By raw material A, raw material B, potassium peroxydisulfate, HMPA is 1 in molar ratio:1.5:4:0.1 weighs, wherein(A)Compound is 0.1 mmol.Reaction solution uses DMSO, by reaction system 80oStirring reaction 12 hours under C.Reaction cools down after terminating, and uses Saturated sodium-chloride water solution, which is washed, to be cleaned, and anhydrous sodium sulfate water removal, short silicagel column filters, and filtrate revolving, removes potassium peroxydisulfate, Solvent is removed, residue silica gel column chromatography, petroleum ether elution, TLC detections, merges the efflux containing product, rotary evaporation Solvent is distilled off in instrument, and vacuum drying obtains the target product of brown color, yield 83%, purity 99.1%(HPLC).Nuclear-magnetism is total to Vibration wave is composed:1H NMR (500 MHz, CDCl3) δ 7.66 (d, J = 6.7 Hz, 1H), 7.52 (d, J = 8.1 Hz, 2H), 7.44 (ddd, J = 10.3, 7.7, 3.9 Hz, 2H), 7.38 (d, J = 7.9 Hz, 2H), 7.27 (d, J = 7.4 Hz, 1H), 2.47 (s, 3H). 113C NMR (125 MHz, CDCl3) δ 192.14, 170.09, 143.38, 141.64, 133.65, 130.90, 130.83, 129.51, 128.80 (q,J =308,1C, SCF3),128.61, 127.85, 123.71, 123.17, 117.17, 21.67. 19F NMR (471 MHz, CDCl3) δ -40.33 (s).。

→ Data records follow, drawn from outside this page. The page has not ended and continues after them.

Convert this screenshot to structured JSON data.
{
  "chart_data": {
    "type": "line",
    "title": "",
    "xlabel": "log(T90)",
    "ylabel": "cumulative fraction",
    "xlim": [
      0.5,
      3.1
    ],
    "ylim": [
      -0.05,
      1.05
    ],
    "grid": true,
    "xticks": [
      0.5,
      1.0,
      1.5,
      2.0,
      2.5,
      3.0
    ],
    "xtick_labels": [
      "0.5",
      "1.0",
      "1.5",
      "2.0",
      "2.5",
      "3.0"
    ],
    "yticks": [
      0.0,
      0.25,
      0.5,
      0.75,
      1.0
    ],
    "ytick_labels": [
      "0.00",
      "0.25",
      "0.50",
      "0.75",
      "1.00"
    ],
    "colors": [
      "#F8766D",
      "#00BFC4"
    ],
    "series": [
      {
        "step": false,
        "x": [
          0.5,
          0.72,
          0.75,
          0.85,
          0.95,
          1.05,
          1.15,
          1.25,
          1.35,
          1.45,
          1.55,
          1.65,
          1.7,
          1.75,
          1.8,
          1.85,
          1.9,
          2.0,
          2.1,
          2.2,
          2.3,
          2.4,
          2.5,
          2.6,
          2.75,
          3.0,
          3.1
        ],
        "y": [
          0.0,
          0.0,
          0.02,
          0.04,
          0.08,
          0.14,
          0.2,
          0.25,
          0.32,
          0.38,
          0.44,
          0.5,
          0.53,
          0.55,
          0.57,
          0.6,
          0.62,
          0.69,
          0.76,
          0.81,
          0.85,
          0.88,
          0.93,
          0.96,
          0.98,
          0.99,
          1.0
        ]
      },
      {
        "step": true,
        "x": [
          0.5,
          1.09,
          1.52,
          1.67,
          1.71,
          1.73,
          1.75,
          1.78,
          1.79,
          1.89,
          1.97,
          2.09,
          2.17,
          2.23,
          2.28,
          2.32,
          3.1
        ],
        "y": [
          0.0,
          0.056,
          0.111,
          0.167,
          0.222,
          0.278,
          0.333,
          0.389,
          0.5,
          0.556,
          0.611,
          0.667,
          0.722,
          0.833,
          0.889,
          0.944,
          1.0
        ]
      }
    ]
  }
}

Instantiation five:Using 3- (4- (methyl) benzene) -1- phenyl propyl- 2- alkynes -1- ketone and the silver synthesis of fluoroform sulfane alcohol 3- (4- (methyl) benzene) -2- ((trifluoromethyl) sulphur) -1H- 1-Indanones;
By raw material A, raw material B, potassium peroxydisulfate, HMPA is 1 in molar ratio:1.5:5:0.1 weighs, wherein(A)Compound is 0.1 mmol.Reaction solution uses DMSO, by reaction system 80oStirring reaction 12 hours under C.Reaction cools down after terminating, and uses Saturated sodium-chloride water solution, which is washed, to be cleaned, and anhydrous sodium sulfate water removal, short silicagel column filters, and filtrate revolving, removes potassium peroxydisulfate, Solvent is removed, residue silica gel column chromatography, petroleum ether elution, TLC detections, merges the efflux containing product, rotary evaporation Solvent is distilled off in instrument, and vacuum drying obtains the target product of brown color, yield 81%, purity 99.1%(HPLC).Nuclear-magnetism is total to Vibration wave is composed:1H NMR (500 MHz, CDCl3) δ 7.66 (d, J = 6.7 Hz, 1H), 7.52 (d, J = 8.1 Hz, 2H), 7.44 (ddd, J = 10.3, 7.7, 3.9 Hz, 2H), 7.38 (d, J = 7.9 Hz, 2H), 7.27 (d, J = 7.4 Hz, 1H), 2.47 (s, 3H). 113C NMR (125 MHz, CDCl3) δ 192.14, 170.09, 143.38, 141.64, 133.65, 130.90, 130.83, 129.51, 128.80 (q,J =308,1C, SCF3),128.61, 127.85, 123.71, 123.17, 117.17, 21.67. 19F NMR (471 MHz, CDCl3) δ -40.33 (s).。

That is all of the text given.